Essential Tao Leadership

 

A good Tao leader always finds her yinyang balance.

She has a strong sense of direction. To stay close to reality, nevertheless, she is highly adaptable. She initiates changes decisively to stay on course.

Her composure and vitality hold her people together. They move along with her, even in time of uncertainty.

tao and water yinyang

She is like water.

Water always finds its balance. No matter how big the storm is, water regains its balance before long.

Water is able to stay balanced at all time, because it is yielding and pliable.

In order to lead, it follows. Look at where water is! It can be in the purest form of nourishment in our body. It can be in the filthiest drains. Like water, good leader goes to anywhere that requires her, close enough to feel the vibration of her people.

Although water is yielding, it is not weak.

It can penetrate a rock. It can sweep away a town.

So is Tao leader. She is powerful. She inspires. People listen to her, even when she is silent. This is because she commands not by authority and tyranny, but by mobilizing energy in her people. Her leadership is so subtle, her people does not know that she exists.

As Lao Tzu puts it,


”Good trek leaves no trace,
Good speech makes no slip,
Good calculation needs not counters,
Good door use no bolts, yet it cannot be opened
Good bond uses neither cord nor knot, yet it cannot be untied” (27)




Exercise: Yinyang of leadership

Understand yingyang helps you to stay balanced as a leader.

Yin and yang are two sides of a dualism. It is like the head and the tail of a coin. It is in the core of Taoism.

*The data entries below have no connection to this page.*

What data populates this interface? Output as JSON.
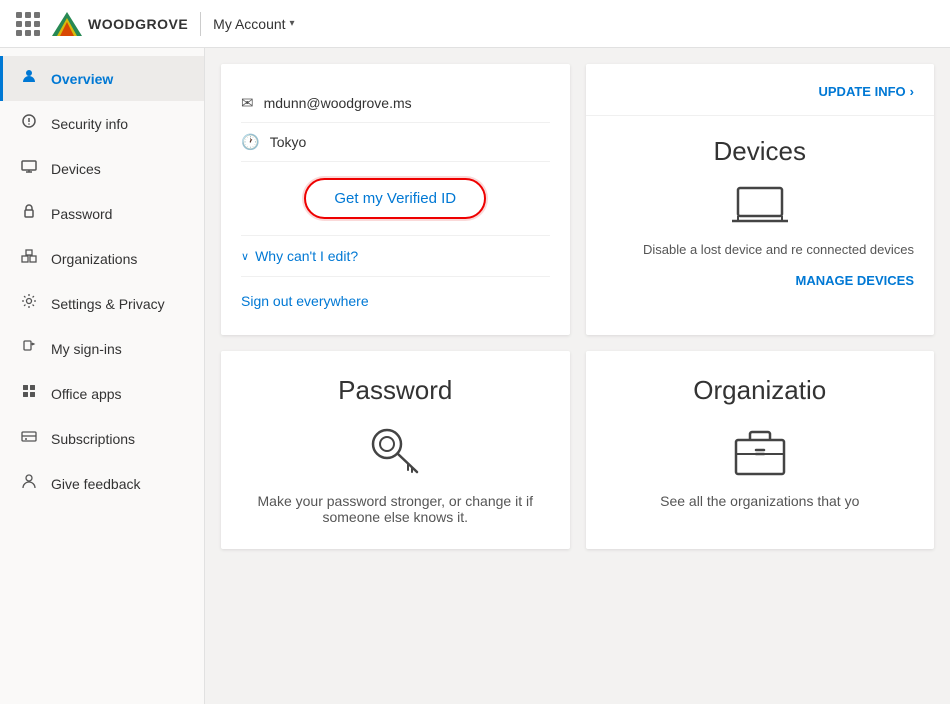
{
  "topbar": {
    "grid_icon_label": "apps",
    "logo_text": "WOODGROVE",
    "divider": "|",
    "account_label": "My Account",
    "account_arrow": "▾"
  },
  "sidebar": {
    "items": [
      {
        "id": "overview",
        "label": "Overview",
        "icon": "👤",
        "active": true
      },
      {
        "id": "security-info",
        "label": "Security info",
        "icon": "🔗"
      },
      {
        "id": "devices",
        "label": "Devices",
        "icon": "💻"
      },
      {
        "id": "password",
        "label": "Password",
        "icon": "🔑"
      },
      {
        "id": "organizations",
        "label": "Organizations",
        "icon": "🏢"
      },
      {
        "id": "settings-privacy",
        "label": "Settings & Privacy",
        "icon": "⚙"
      },
      {
        "id": "my-sign-ins",
        "label": "My sign-ins",
        "icon": "🔒"
      },
      {
        "id": "office-apps",
        "label": "Office apps",
        "icon": "📱"
      },
      {
        "id": "subscriptions",
        "label": "Subscriptions",
        "icon": "💳"
      },
      {
        "id": "give-feedback",
        "label": "Give feedback",
        "icon": "👤"
      }
    ]
  },
  "account_card": {
    "email": "mdunn@woodgrove.ms",
    "location": "Tokyo",
    "verified_id_btn": "Get my Verified ID",
    "why_cant_edit_label": "Why can't I edit?",
    "sign_out_label": "Sign out everywhere"
  },
  "devices_card": {
    "update_info_label": "UPDATE INFO",
    "update_info_arrow": "›",
    "title": "Devices",
    "description": "Disable a lost device and re connected devices",
    "manage_label": "MANAGE DEVICES"
  },
  "password_card": {
    "title": "Password",
    "description": "Make your password stronger, or change it if someone else knows it."
  },
  "organizations_card": {
    "title": "Organizatio",
    "description": "See all the organizations that yo"
  }
}
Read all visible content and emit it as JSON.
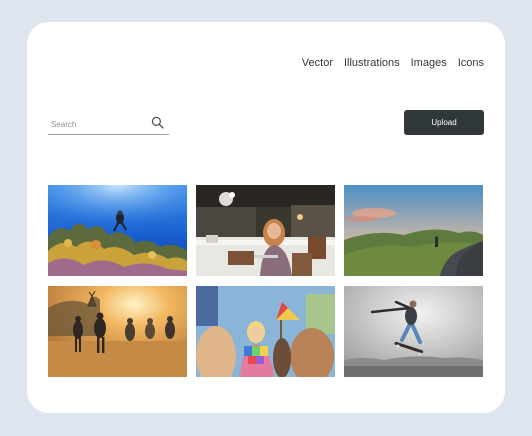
{
  "nav": {
    "items": [
      "Vector",
      "Illustrations",
      "Images",
      "Icons"
    ]
  },
  "search": {
    "placeholder": "Search",
    "icon": "search-icon"
  },
  "upload": {
    "label": "Upload"
  },
  "gallery": {
    "images": [
      {
        "name": "underwater-diver-photo"
      },
      {
        "name": "woman-cafe-laptop-photo"
      },
      {
        "name": "road-hills-cyclist-photo"
      },
      {
        "name": "people-running-field-photo"
      },
      {
        "name": "festival-crowd-photo"
      },
      {
        "name": "skateboarder-jump-photo"
      }
    ]
  },
  "colors": {
    "background": "#dfe5ee",
    "card": "#ffffff",
    "button": "#2f373a"
  }
}
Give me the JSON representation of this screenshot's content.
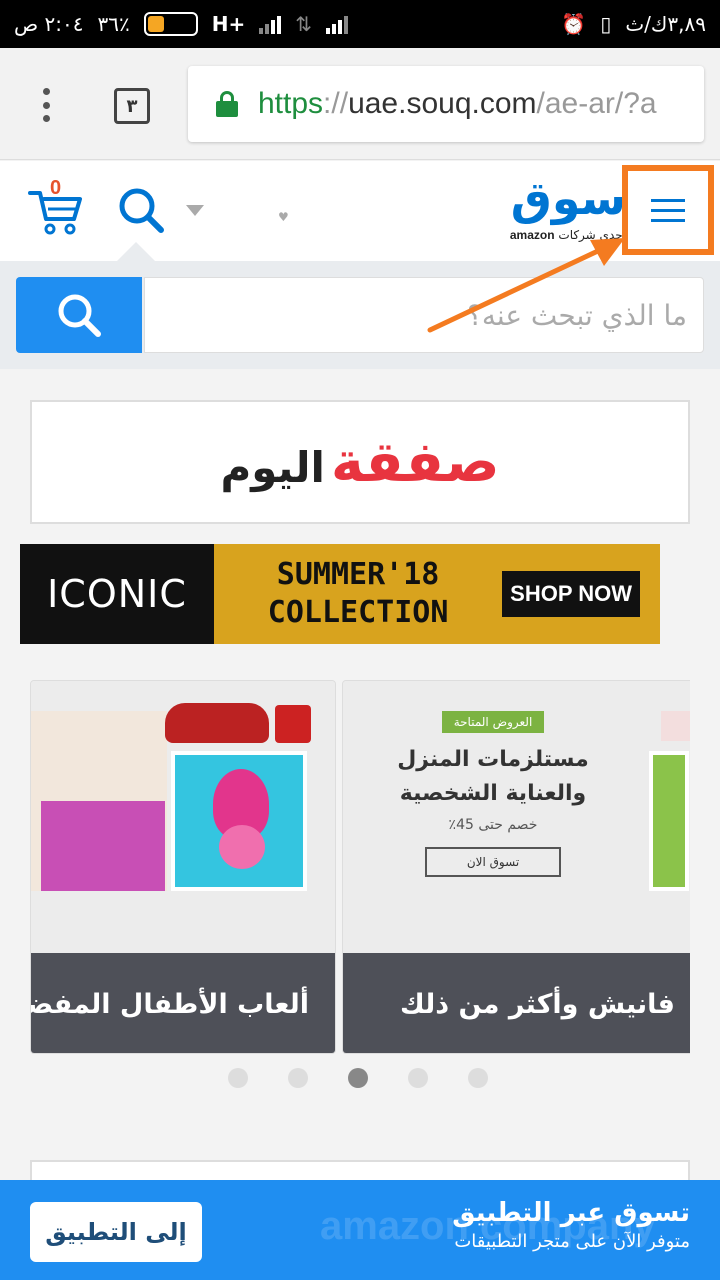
{
  "status_bar": {
    "time": "٢:٠٤ ص",
    "battery": "٣٦٪",
    "network": "H+",
    "data_speed": "٣,٨٩ك/ث",
    "battery_level": 0.36
  },
  "browser": {
    "tab_count": "٣",
    "url_scheme": "https",
    "url_sep": "://",
    "url_host": "uae.souq.com",
    "url_path": "/ae-ar/?a"
  },
  "site_header": {
    "cart_count": "0",
    "logo_text": "سوق",
    "logo_sub_arabic": "إحدى شركات",
    "logo_sub_amazon": "amazon"
  },
  "search": {
    "placeholder": "ما الذي تبحث عنه؟"
  },
  "deal_banner": {
    "red_text": "صفقة",
    "dark_text": "اليوم"
  },
  "iconic_banner": {
    "brand": "ICONIC",
    "line1": "SUMMER'18",
    "line2": "COLLECTION",
    "cta": "SHOP NOW"
  },
  "carousel": {
    "cards": [
      {
        "caption": "ألعاب الأطفال المفضلة"
      },
      {
        "caption": "فانيش وأكثر من ذلك",
        "promo_tag": "العروض المتاحة",
        "promo_title_1": "مستلزمات المنزل",
        "promo_title_2": "والعناية الشخصية",
        "promo_sub": "خصم حتى 45٪",
        "promo_button": "تسوق الان"
      }
    ],
    "active_index": 2,
    "total": 5
  },
  "app_banner": {
    "title": "تسوق عبر التطبيق",
    "subtitle": "متوفر الآن على متجر التطبيقات",
    "button": "إلى التطبيق",
    "watermark": "amazon company"
  },
  "colors": {
    "brand_blue": "#0075d2",
    "highlight_orange": "#f47b20",
    "search_blue": "#1f8ef1"
  }
}
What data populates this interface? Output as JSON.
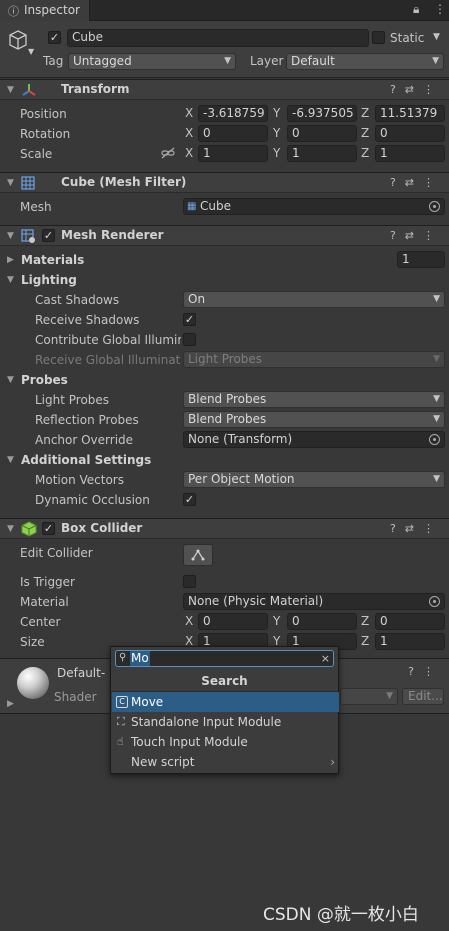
{
  "tab": {
    "title": "Inspector"
  },
  "object": {
    "name": "Cube",
    "active": true,
    "static_label": "Static",
    "tag_label": "Tag",
    "tag_value": "Untagged",
    "layer_label": "Layer",
    "layer_value": "Default"
  },
  "transform": {
    "title": "Transform",
    "position_label": "Position",
    "rotation_label": "Rotation",
    "scale_label": "Scale",
    "axes": {
      "x": "X",
      "y": "Y",
      "z": "Z"
    },
    "position": {
      "x": "-3.618759",
      "y": "-6.937505",
      "z": "11.51379"
    },
    "rotation": {
      "x": "0",
      "y": "0",
      "z": "0"
    },
    "scale": {
      "x": "1",
      "y": "1",
      "z": "1"
    }
  },
  "mesh_filter": {
    "title": "Cube (Mesh Filter)",
    "mesh_label": "Mesh",
    "mesh_value": "Cube"
  },
  "mesh_renderer": {
    "title": "Mesh Renderer",
    "materials_label": "Materials",
    "materials_count": "1",
    "lighting_label": "Lighting",
    "cast_shadows_label": "Cast Shadows",
    "cast_shadows_value": "On",
    "receive_shadows_label": "Receive Shadows",
    "contribute_gi_label": "Contribute Global Illuminat",
    "receive_gi_label": "Receive Global Illuminatio",
    "receive_gi_value": "Light Probes",
    "probes_label": "Probes",
    "light_probes_label": "Light Probes",
    "light_probes_value": "Blend Probes",
    "reflection_probes_label": "Reflection Probes",
    "reflection_probes_value": "Blend Probes",
    "anchor_override_label": "Anchor Override",
    "anchor_override_value": "None (Transform)",
    "additional_label": "Additional Settings",
    "motion_vectors_label": "Motion Vectors",
    "motion_vectors_value": "Per Object Motion",
    "dynamic_occlusion_label": "Dynamic Occlusion"
  },
  "box_collider": {
    "title": "Box Collider",
    "edit_collider_label": "Edit Collider",
    "is_trigger_label": "Is Trigger",
    "material_label": "Material",
    "material_value": "None (Physic Material)",
    "center_label": "Center",
    "center": {
      "x": "0",
      "y": "0",
      "z": "0"
    },
    "size_label": "Size",
    "size": {
      "x": "1",
      "y": "1",
      "z": "1"
    }
  },
  "material_section": {
    "title_partial": "Default-",
    "shader_label": "Shader",
    "edit_label": "Edit..."
  },
  "search_popup": {
    "query": "Mo",
    "header": "Search",
    "items": [
      {
        "label": "Move",
        "selected": true
      },
      {
        "label": "Standalone Input Module",
        "selected": false
      },
      {
        "label": "Touch Input Module",
        "selected": false
      },
      {
        "label": "New script",
        "selected": false
      }
    ]
  },
  "watermark": "CSDN @就一枚小白"
}
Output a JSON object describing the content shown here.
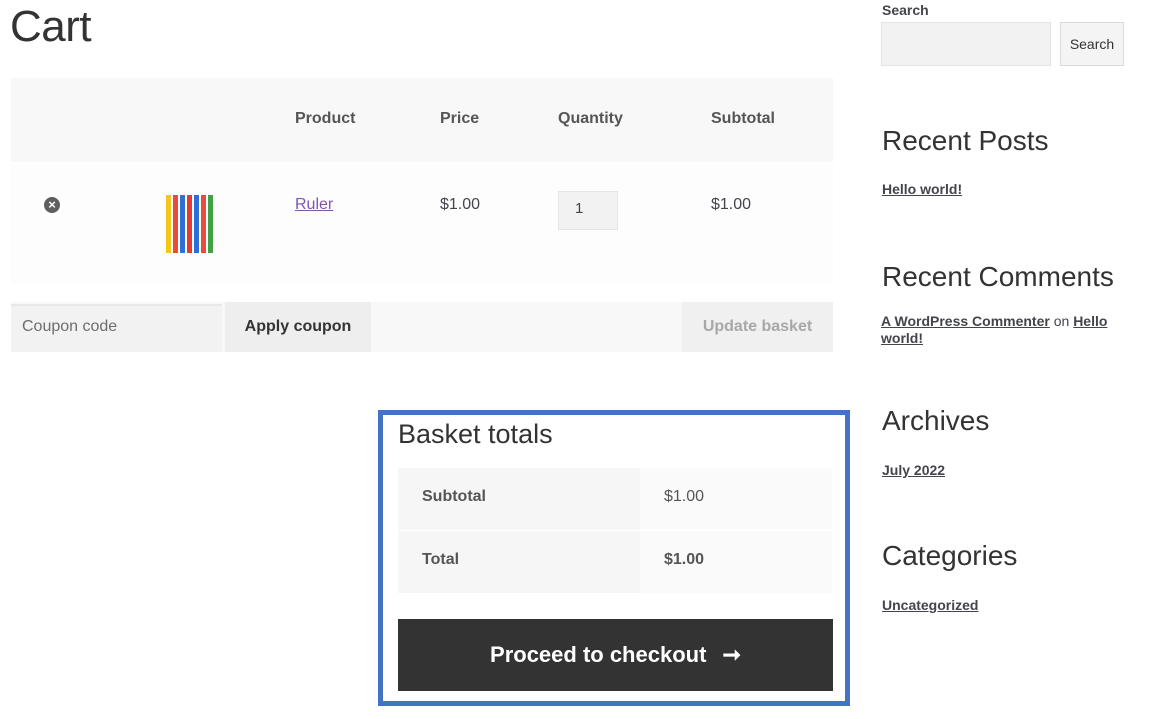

Yin and yang are present in every existence. Yin is feminine, and yang is masculine. In an organization, employees are yin, and management is yang. In marketing, selling is yin, and advertisement is yang.

The yinyang relationship is not static. While opposing, they are complementary. They are also convertible. Yin can become yang, and yang can become yin. Under most circumstances, however, we are neither faced pure yin nor pure yang, but various degrees of yin and yang.

As a leader, it helps if you have knowledge of yin-yang.

Even if you cannot tell exactly what is yin and what is yang, the awareness of yinyang directs your attention to energy fields in groups. As a leader, your job is not to eliminate yin-yang polarity. Your job is to strike a balance between opposing energies.

tao and yinyang management

Imagine that you are in a room where there is a heated argument.

The anxiety and agitation is mainly yang. If you are equally emotional, you add to the yang energy, tilting the energy field towards excessive yang.

In Tao, excessive yin or yang gets you sick. In this case, the excessive yang could end up the parties turning hostile.

As a Tao leader, your immediate concern could well be balancing the yin-yang energy field. You may introduce some yin energy into the room by, for example, injecting silence. With the silence, the energy field is shifted towards yin, and a new yin yang balance may emerge.

You don’t always get the yin yang balance at the first attempt. But by being sensitive to the energy fields, chances of you getting the yin yang balance are higher.

With ying-yang equilibrium, harmony is achieved. In this case, the group energy becomes one.

This is what Lao Tzu described as oneness.